Jennifer Jones Clinkscales really gets people talking.

As an undergraduate athlete at the University of Pennsylvania, she gained prominence as a part of the first team to bring home the women’s Ivy League basketball championship title, during the 2001-02 season.

After earning her degree in history from Penn in 2003, she had a calling. She knew that she enjoyed working with people and she wanted a meaningful profession that could offer many different ways to help others.

“I was always interested in family dynamics and relationships,” she says. “After a lot of reflection and research, I determined that social work was the best way to go.”

She returned to Penn earning a master’s degree in social work in ‘07.

As a graduate student at the School of Social Policy & Practice, she learned skills such as compassionate listening, one-on-one counseling and helping others to feel empowered by allowing them to see their own strengths.

“In social work, you help people to get from point A to point B. They may not know where they’re going or how to get there, but, as a social worker, you help them to create a road map that allows them to find their way and reach their goals,” says Jones Clinkscales.

The organizational and management skills that she has developed as a professional social worker are applicable in an array of settings. They have directly contributed to her successful on-the-job performance here at Penn as the associate director of student affairs at the School of Social Policy & Practice, where she provides emotional support and creates programming to enhance student life. This means coordinating new student orientations, issuing referrals to campus resources, working with student leaders to bring in external speakers and assisting with academic advising.

Ultimately, her goal is “to provide an environment where students can grow personally, emotionally and professionally,” she says.

In addition, part of her duties includes organizing the School’s “Race, Identity & Culture” series, offering participants dinner and roundtable discussions.

During these sessions, attendees talk about difficult subjects like racism or “coming out” as lesbian, gay, bisexual or transgender and how those kinds of issues relate to race, identity and culture.

Under Jones Clinkscales’ guidance, the free public series, sponsored by the School and the African-American Resource Center, has become widely popular. The March event on “Race, Ethnicity and Social Equity in Public Education,” with guest William R. Hite Jr., the superintendent of the School District of Philadelphia, is already filled. The series continues with an event on April 7.
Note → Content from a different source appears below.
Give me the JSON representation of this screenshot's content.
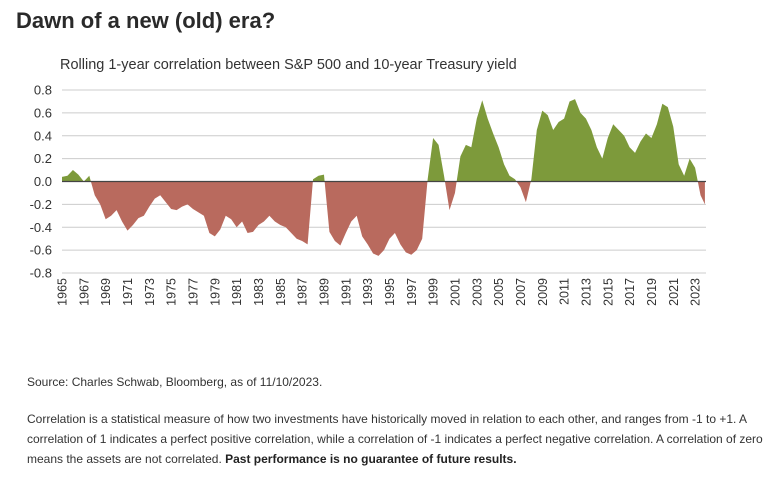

“The more people become comfortable with talking about these tough topics,” says Jones Clinkscales, “the better we can address the often covert systemic issues that continue to divide us racially, socially and economically.”

Talking about race and other delicate topics remains challenging because it tends to make people feel uneasy, but it’s a beginning.

“Things can’t always be solved in one conversation,” says Jones Clinkscales. “People may still grapple with the struggle; that’s why these conversations are ongoing.”

On a part-time basis, Jones Clinkscales also serves as a marriage and family therapist at the Council for Relationships, a non-profit counseling, education and research center in University City. She works with individuals, couples and families on topics like separation, divorce, blended families, parenting, anxiety, anger management, depression and other relational concerns.